Here’s the deal. This is not exactly an easy journey. To live the Sabbath is counter-cultural. But doesn’t that make it all the more attractive? My wife and I have been striving to practice the Sabbath regularly for over a year now. This still does not always come easy, but we have both felt the incredible peace that comes with setting a day apart. We resist the urge to make plans on the Sabbath. We cease from work, homework, and chores. We do things that give us life, such as going for a long, peaceful walk with no destination in mind. We will play games together, read together, and rest. We are working on being more intentional with our time, to spend it more deliberately with our Lord and not just with each other. The day is noticeably different than every other day of the week in every good way. From our rest on Sunday we enter into our work for the coming week with a growing anticipation of the promise of the Sabbath. While our practice of the Sabbath needs a bit more depth, we have already found life through this weekly rhythm.

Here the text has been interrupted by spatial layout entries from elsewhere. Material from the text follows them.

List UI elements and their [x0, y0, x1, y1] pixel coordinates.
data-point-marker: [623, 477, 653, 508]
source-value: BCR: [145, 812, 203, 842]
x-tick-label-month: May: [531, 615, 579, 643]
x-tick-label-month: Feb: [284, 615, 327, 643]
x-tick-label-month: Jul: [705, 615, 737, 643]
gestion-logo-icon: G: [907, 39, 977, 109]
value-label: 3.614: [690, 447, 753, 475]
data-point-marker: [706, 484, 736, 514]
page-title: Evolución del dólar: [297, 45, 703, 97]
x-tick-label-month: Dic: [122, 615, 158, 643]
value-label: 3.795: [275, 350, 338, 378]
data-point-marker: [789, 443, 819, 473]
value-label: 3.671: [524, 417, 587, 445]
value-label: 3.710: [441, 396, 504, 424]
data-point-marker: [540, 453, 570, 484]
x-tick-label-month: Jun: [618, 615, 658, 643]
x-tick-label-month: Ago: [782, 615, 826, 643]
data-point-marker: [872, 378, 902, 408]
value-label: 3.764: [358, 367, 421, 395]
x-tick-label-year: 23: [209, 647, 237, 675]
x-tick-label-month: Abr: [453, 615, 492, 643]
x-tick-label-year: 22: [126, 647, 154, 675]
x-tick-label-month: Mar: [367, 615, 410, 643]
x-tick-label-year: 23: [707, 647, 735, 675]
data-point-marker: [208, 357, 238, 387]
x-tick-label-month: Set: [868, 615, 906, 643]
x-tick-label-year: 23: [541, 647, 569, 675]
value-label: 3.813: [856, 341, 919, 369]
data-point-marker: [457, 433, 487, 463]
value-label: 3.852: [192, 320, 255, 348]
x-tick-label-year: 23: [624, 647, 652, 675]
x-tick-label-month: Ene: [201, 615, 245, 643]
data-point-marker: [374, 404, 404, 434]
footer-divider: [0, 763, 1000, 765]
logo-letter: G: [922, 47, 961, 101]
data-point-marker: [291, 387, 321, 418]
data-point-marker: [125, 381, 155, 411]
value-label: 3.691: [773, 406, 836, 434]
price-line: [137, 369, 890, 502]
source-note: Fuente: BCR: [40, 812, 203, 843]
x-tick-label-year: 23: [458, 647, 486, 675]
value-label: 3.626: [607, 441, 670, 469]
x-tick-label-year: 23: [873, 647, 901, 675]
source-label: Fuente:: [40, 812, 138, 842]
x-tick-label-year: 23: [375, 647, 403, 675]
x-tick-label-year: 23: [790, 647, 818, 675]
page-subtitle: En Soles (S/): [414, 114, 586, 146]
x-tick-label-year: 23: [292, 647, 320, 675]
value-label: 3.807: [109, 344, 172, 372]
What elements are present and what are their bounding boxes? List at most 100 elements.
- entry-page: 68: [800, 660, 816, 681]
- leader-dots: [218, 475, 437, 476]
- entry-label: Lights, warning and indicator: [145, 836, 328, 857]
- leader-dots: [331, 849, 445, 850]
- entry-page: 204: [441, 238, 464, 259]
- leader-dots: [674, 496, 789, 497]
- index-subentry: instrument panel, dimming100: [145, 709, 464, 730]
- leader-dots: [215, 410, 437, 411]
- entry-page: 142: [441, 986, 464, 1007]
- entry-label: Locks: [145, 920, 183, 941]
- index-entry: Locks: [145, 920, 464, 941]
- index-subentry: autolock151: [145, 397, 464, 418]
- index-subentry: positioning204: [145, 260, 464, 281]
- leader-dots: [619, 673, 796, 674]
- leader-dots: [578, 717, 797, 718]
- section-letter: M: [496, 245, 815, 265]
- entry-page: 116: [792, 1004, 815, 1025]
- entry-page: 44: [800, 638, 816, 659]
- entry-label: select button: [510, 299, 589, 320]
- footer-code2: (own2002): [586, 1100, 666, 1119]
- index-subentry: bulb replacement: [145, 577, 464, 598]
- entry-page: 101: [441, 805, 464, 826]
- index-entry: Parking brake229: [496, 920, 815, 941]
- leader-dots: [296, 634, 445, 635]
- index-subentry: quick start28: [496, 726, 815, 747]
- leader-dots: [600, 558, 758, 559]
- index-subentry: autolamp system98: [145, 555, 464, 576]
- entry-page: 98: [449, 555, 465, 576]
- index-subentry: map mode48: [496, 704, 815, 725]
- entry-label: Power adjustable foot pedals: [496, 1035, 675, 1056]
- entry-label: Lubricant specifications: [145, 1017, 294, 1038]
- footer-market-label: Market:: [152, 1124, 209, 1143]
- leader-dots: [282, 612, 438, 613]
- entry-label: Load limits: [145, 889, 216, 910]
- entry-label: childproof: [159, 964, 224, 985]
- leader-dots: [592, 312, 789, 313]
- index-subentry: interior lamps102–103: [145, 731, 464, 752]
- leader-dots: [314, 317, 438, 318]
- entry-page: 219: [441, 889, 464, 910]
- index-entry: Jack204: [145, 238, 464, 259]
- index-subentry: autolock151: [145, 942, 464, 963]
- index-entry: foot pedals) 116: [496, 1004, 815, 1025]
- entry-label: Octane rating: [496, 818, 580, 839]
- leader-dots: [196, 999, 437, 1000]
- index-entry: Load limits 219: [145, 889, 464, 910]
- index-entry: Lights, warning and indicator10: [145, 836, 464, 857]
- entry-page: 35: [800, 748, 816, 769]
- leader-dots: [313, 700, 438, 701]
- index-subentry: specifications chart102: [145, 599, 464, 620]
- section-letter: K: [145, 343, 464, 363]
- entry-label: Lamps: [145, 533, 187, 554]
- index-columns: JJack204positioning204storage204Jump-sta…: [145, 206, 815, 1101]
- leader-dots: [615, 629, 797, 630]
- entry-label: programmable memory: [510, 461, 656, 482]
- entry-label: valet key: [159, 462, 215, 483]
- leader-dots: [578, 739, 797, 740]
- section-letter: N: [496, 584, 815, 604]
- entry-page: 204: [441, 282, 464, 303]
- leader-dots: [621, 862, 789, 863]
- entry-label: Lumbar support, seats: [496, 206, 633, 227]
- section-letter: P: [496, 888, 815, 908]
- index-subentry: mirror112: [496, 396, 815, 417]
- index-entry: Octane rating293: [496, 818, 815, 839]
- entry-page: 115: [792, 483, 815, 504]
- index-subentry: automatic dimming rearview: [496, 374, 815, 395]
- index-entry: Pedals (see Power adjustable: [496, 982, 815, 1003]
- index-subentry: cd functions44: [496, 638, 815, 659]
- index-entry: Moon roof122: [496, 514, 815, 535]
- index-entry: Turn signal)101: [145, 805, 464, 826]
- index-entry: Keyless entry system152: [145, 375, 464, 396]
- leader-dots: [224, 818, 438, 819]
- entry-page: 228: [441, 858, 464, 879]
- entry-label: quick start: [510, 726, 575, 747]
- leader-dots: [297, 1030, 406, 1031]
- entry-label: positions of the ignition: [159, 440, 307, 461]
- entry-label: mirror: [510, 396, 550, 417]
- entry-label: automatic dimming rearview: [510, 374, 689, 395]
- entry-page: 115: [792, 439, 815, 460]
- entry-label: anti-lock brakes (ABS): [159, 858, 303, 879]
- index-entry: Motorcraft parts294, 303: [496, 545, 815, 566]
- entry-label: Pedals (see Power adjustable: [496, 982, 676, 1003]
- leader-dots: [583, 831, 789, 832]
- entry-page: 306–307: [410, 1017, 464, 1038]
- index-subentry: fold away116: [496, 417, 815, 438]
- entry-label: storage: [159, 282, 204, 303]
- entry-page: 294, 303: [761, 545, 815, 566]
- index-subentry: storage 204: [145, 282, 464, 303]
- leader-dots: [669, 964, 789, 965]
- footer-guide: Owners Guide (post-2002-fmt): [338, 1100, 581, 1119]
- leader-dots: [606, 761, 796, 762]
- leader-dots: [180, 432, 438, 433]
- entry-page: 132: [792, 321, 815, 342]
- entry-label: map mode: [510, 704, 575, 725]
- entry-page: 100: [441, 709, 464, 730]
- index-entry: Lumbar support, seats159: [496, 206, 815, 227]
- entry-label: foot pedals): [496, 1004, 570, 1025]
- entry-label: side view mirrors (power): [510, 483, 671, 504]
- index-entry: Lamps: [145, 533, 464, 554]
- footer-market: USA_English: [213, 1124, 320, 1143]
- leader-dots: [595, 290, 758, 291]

What sorts of things do you do to live the Sabbath? What have you found life-giving? Challenging? If you currently do not experience this in anyway, you certainly are not alone. This is not a common practice, but it is a worthy one. It is my hope for you to prayerfully consider beginning this all-important way of life and experience the richness of this rhythm of rest. My wife and I can speak to the way it has changed our life for the better. We hope the same for you. For as Abraham Joshua Heschel so beautifully writres, “The Sabbath is the most precious present mankind has received from the treasure house of God” (Heschel 6).